From these findings, the impact of hypersensitivity-to-interference on learning stimuli that are highly similar had to be tested. To that aim, associative memory tasks with different levels of interference were used. In accordance with the assumption, DB showed a higher sensitivity-to-interference than matched controls in learning tasks, resulting in a deficit in the high interfering condition but normal performance in a noninterfering condition (when the stimuli were dissimilar).
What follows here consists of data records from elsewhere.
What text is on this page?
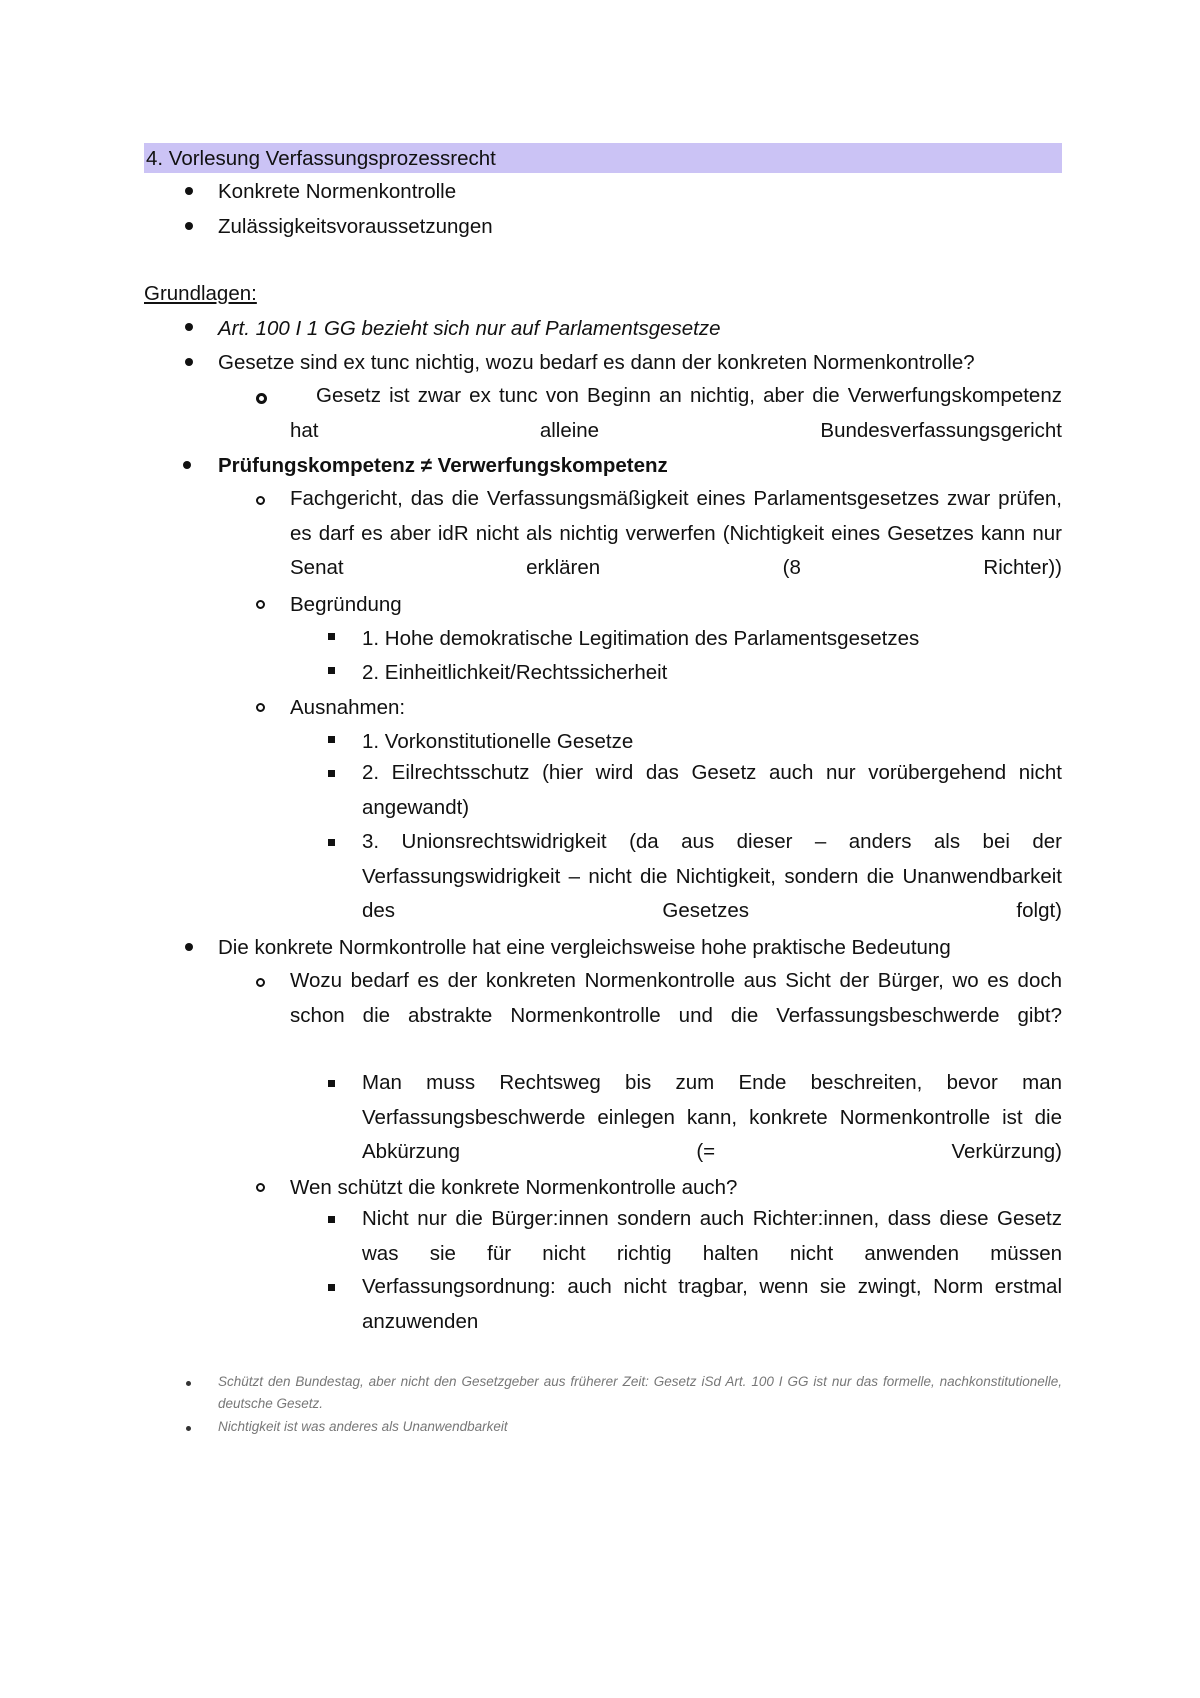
4. Vorlesung Verfassungsprozessrecht
Konkrete Normenkontrolle
Zulässigkeitsvoraussetzungen
Grundlagen:
Art. 100 I 1 GG bezieht sich nur auf Parlamentsgesetze
Gesetze sind ex tunc nichtig, wozu bedarf es dann der konkreten Normenkontrolle?
Gesetz ist zwar ex tunc von Beginn an nichtig, aber die Verwerfungskompetenz hat alleine Bundesverfassungsgericht
Prüfungskompetenz ≠ Verwerfungskompetenz
Fachgericht, das die Verfassungsmäßigkeit eines Parlamentsgesetzes zwar prüfen, es darf es aber idR nicht als nichtig verwerfen (Nichtigkeit eines Gesetzes kann nur Senat erklären (8 Richter))
Begründung
1. Hohe demokratische Legitimation des Parlamentsgesetzes
2. Einheitlichkeit/Rechtssicherheit
Ausnahmen:
1. Vorkonstitutionelle Gesetze
2. Eilrechtsschutz (hier wird das Gesetz auch nur vorübergehend nicht angewandt)
3. Unionsrechtswidrigkeit (da aus dieser – anders als bei der Verfassungswidrigkeit – nicht die Nichtigkeit, sondern die Unanwendbarkeit des Gesetzes folgt)
Die konkrete Normkontrolle hat eine vergleichsweise hohe praktische Bedeutung
Wozu bedarf es der konkreten Normenkontrolle aus Sicht der Bürger, wo es doch schon die abstrakte Normenkontrolle und die Verfassungsbeschwerde gibt?
Man muss Rechtsweg bis zum Ende beschreiten, bevor man Verfassungsbeschwerde einlegen kann, konkrete Normenkontrolle ist die Abkürzung (= Verkürzung)
Wen schützt die konkrete Normenkontrolle auch?
Nicht nur die Bürger:innen sondern auch Richter:innen, dass diese Gesetz was sie für nicht richtig halten nicht anwenden müssen
Verfassungsordnung: auch nicht tragbar, wenn sie zwingt, Norm erstmal anzuwenden
Schützt den Bundestag, aber nicht den Gesetzgeber aus früherer Zeit: Gesetz iSd Art. 100 I GG ist nur das formelle, nachkonstitutionelle, deutsche Gesetz.
Nichtigkeit ist was anderes als Unanwendbarkeit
Furthermore, and according to the principles of the interference parameter developed in the previous section, people with heightened sensitivity to similarity interference in memory should show higher sensitivity to the interference parameter in arithmetic facts solving. Therefore, the single-case study of DB should have a heightened sensitivity to the interference parameter (steeper slope) when compared to controls. De Visscher and Noël (2014b) ran a multiple regression with the interference parameter and the problem size for DB and for each of the matched controls. The model with DB's data revealed that the interference parameter was the only significant factor predicting her reaction time across problems. In comparison to the controls, the interference slope of DB was much steeper, while the problem size slope was similar to that of the controls. This confirmed the interpretation of a deleterious effect of the similarity in memorizing arithmetic facts in learners experiencing hypersensitivity-to-interference in memory, at least in this single-case study.
This single-case study shed light on a new potential explanation for one particular mathematical difficulty: hypersensitivity-to-interference in memory prevents subjects from storing arithmetical facts in long-term memory. Indeed, as arithmetic facts are very similar (use combination of the same 10 digits), people with hypersensitivity-to-interference in memory would not succeed in storing them in memory and would use counting or procedural strategies, that long more and are more error-prone. This hypothesis belongs to the domain-general etiologies.